İsrail ordusu ile Hizbullah arasındaki çatışmalar 2 ayı geride bıraktı

(AA)
(AA)

Lübnan'ın güneyi ile İsrail'in kuzeyinde yer alan 120 kilometrelik dağlık sınır hattı, İsrail ordusu ve Hizbullah arasında 8 Ekim'den bu yana çatışmalara sahne oluyor.

AA, Hizbullah ile İsrail ordusu arasında 2 aydır süren çatışmalarda öne çıkan olayları derledi.

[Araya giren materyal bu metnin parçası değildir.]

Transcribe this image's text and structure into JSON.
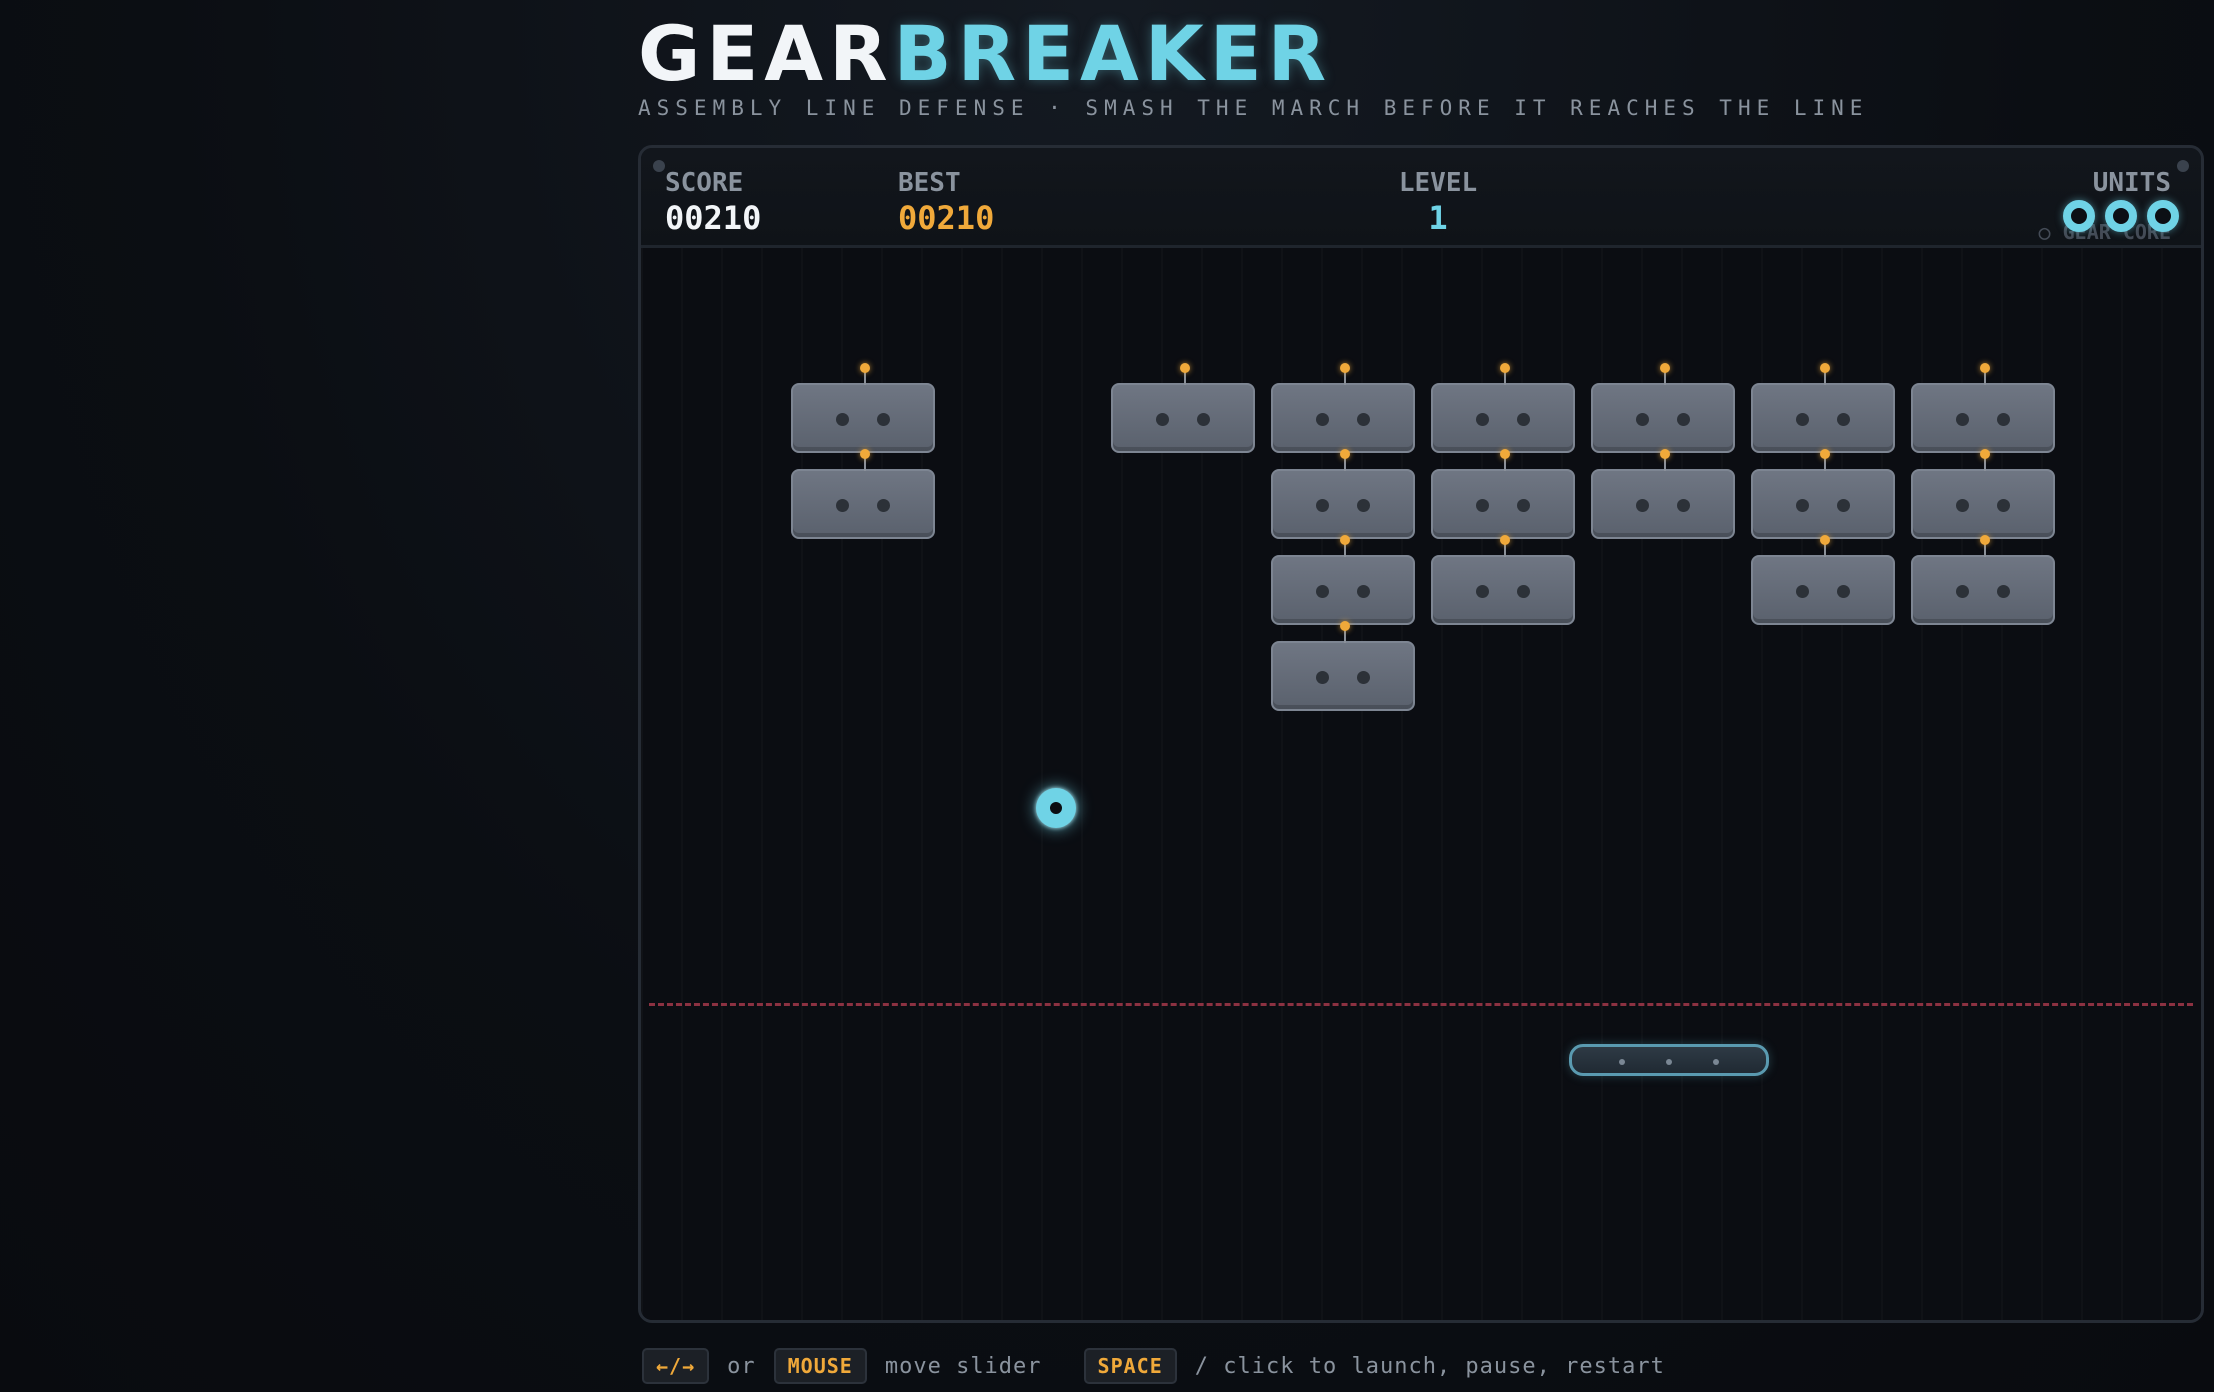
{
  "game": {
    "title_part1": "GEAR",
    "title_part2": "BREAKER",
    "subtitle": "ASSEMBLY LINE DEFENSE · SMASH THE MARCH BEFORE IT REACHES THE LINE"
  },
  "hud": {
    "score_label": "SCORE",
    "score_value": "00210",
    "best_label": "BEST",
    "best_value": "00210",
    "level_label": "LEVEL",
    "level_value": "1",
    "units_label": "UNITS",
    "units_remaining": 3,
    "core_label": "○ GEAR CORE"
  },
  "controls": {
    "key_arrows": "←/→",
    "or_text": "or",
    "key_mouse": "MOUSE",
    "move_text": "move slider",
    "key_space": "SPACE",
    "action_text": "/ click to launch, pause, restart"
  },
  "board": {
    "columns": 8,
    "rows": [
      [
        1,
        0,
        1,
        1,
        1,
        1,
        1,
        1
      ],
      [
        1,
        0,
        0,
        1,
        1,
        1,
        1,
        1
      ],
      [
        0,
        0,
        0,
        1,
        1,
        0,
        1,
        1
      ],
      [
        0,
        0,
        0,
        1,
        0,
        0,
        0,
        0
      ]
    ]
  },
  "colors": {
    "accent": "#6fd3e6",
    "best": "#f0a93a",
    "deadline": "#a3384a",
    "bot": "#6f7683"
  }
}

Hizbullah ve İsrail ordusu arasındaki "kontrollü gerilim" devam ediyor

İran destekli Hizbullah, Hamas'ın 7 Ekim'de Gazze Şeridi'nden İsrail'in güneyine saldırması ve karşılıklı çatışmaların başlamasının ardından yaptığı açıklamada, tarafsız olmadıklarını, Filistin direniş gruplarını destekleyeceklerini duyurdu.

Ardından başta Lübnan olmak üzere bölge ve uluslararası toplum arasında, "Hizbullah, İsrail'e karşı topyekûn bir savaş başlatır mı?" sorusu sorulmaya başlandı.

(AA)

Ancak Hizbullah Genel Sekreteri Hasan Nasrallah'ın 12 Kasım'da yaptığı açıklamada, "Güney (Lübnan) cephesi bir baskı cephesi olarak kalacaktır" ifadesi, "topyekûn" savaş ilanı olasılığını kısmen de olsa ortadan kaldırdı, bununla birlikte taraflar arasında sınırda yaşanan çatışmaların dozu düşmedi.

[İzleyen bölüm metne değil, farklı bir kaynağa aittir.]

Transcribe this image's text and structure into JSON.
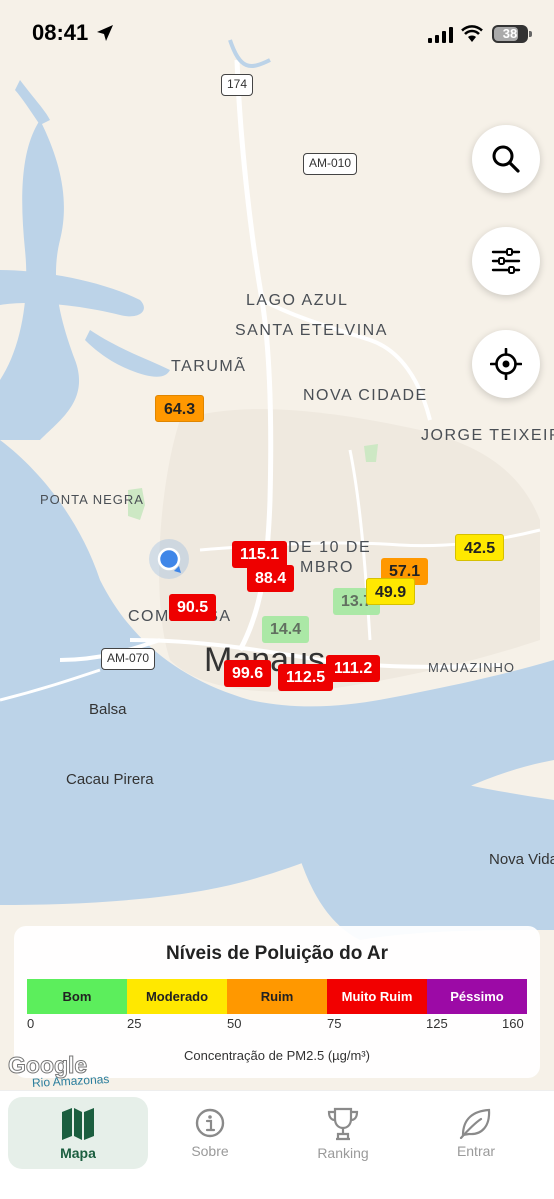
{
  "status_bar": {
    "time": "08:41",
    "battery": "38"
  },
  "map": {
    "areas": [
      "LAGO AZUL",
      "SANTA ETELVINA",
      "TARUMÃ",
      "NOVA CIDADE",
      "JORGE TEIXEIRA",
      "PONTA NEGRA",
      "DE 10 DE",
      "MBRO",
      "COMPENSA",
      "MAUAZINHO"
    ],
    "places": [
      "Balsa",
      "Cacau Pirera",
      "Nova Vida"
    ],
    "city": "Manaus",
    "roads": [
      "174",
      "AM-010",
      "AM-070"
    ],
    "river": "Rio Amazonas",
    "google_logo": "Google"
  },
  "markers": [
    {
      "value": "64.3",
      "level": "Ruim"
    },
    {
      "value": "115.1",
      "level": "Muito Ruim"
    },
    {
      "value": "88.4",
      "level": "Muito Ruim"
    },
    {
      "value": "90.5",
      "level": "Muito Ruim"
    },
    {
      "value": "14.4",
      "level": "Bom"
    },
    {
      "value": "13.7",
      "level": "Bom"
    },
    {
      "value": "57.1",
      "level": "Ruim"
    },
    {
      "value": "49.9",
      "level": "Moderado"
    },
    {
      "value": "42.5",
      "level": "Moderado"
    },
    {
      "value": "111.2",
      "level": "Muito Ruim"
    },
    {
      "value": "99.6",
      "level": "Muito Ruim"
    },
    {
      "value": "112.5",
      "level": "Muito Ruim"
    }
  ],
  "legend": {
    "title": "Níveis de Poluição do Ar",
    "levels": [
      {
        "label": "Bom",
        "color": "#5cee5c"
      },
      {
        "label": "Moderado",
        "color": "#ffe800"
      },
      {
        "label": "Ruim",
        "color": "#ff9800"
      },
      {
        "label": "Muito Ruim",
        "color": "#f20000"
      },
      {
        "label": "Péssimo",
        "color": "#9c0aa6"
      }
    ],
    "ticks": [
      "0",
      "25",
      "50",
      "75",
      "125",
      "160"
    ],
    "note": "Concentração de PM2.5 (µg/m³)"
  },
  "map_controls": {
    "icons": [
      "search-icon",
      "filter-sliders-icon",
      "my-location-icon"
    ]
  },
  "tabs": [
    {
      "label": "Mapa",
      "icon": "map-icon",
      "active": true
    },
    {
      "label": "Sobre",
      "icon": "info-icon",
      "active": false
    },
    {
      "label": "Ranking",
      "icon": "trophy-icon",
      "active": false
    },
    {
      "label": "Entrar",
      "icon": "leaf-icon",
      "active": false
    }
  ],
  "colors": {
    "accent": "#1b5e3f",
    "water": "#bcd3e8",
    "land": "#f6f1e8"
  }
}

İsrail ordusu ve Hizbullah arasında dağlık sınır hattı üzerinde karşılıklı saldırılar ve çatışmalar "kontrolü" bir şekilde devam ediyor.

Her iki taraf da İsrail ve Lübnan'ın iç kesimlerine ve büyük kent merkezlerine yönelik saldırılar düzenlemiyor. Birkaç istisnai durum dışında Hizbullah ve İsrail'in çatışmayı genellikle sınır hattı üzerinde tutmaya çalıştıkları gözlemleniyor.

Çatışmalara müdahil olmayan Lübnan ordusundan 1 asker öldü

İsrail ordusu ve Hizbullah arasındaki çatışmalara müdahale etmeyip sınırdaki gelişmeleri takip etmekle yetinen Lübnan ordusu, genellikle "nötr" bir pozisyonda.

Ancak çatışmaların başından bu yana ilk defa 5 Aralık'ta İsrail'in topçu atışı saldırısında 1 Lübnan askeri hayatını kaybetti.

Saldırı sonrası açıklama yapan İsrail ordusu, Lübnanlı askerin ölmesinden üzüntü duyduklarını, saldırının hedefinde Lübnan ordusunun olmadığını bildirdi.

Taraflar arasındaki çatışmalar nedeniyle 2 ay içinde 90 Hizbullah mensubu ve 6 İsrail askeri öldü.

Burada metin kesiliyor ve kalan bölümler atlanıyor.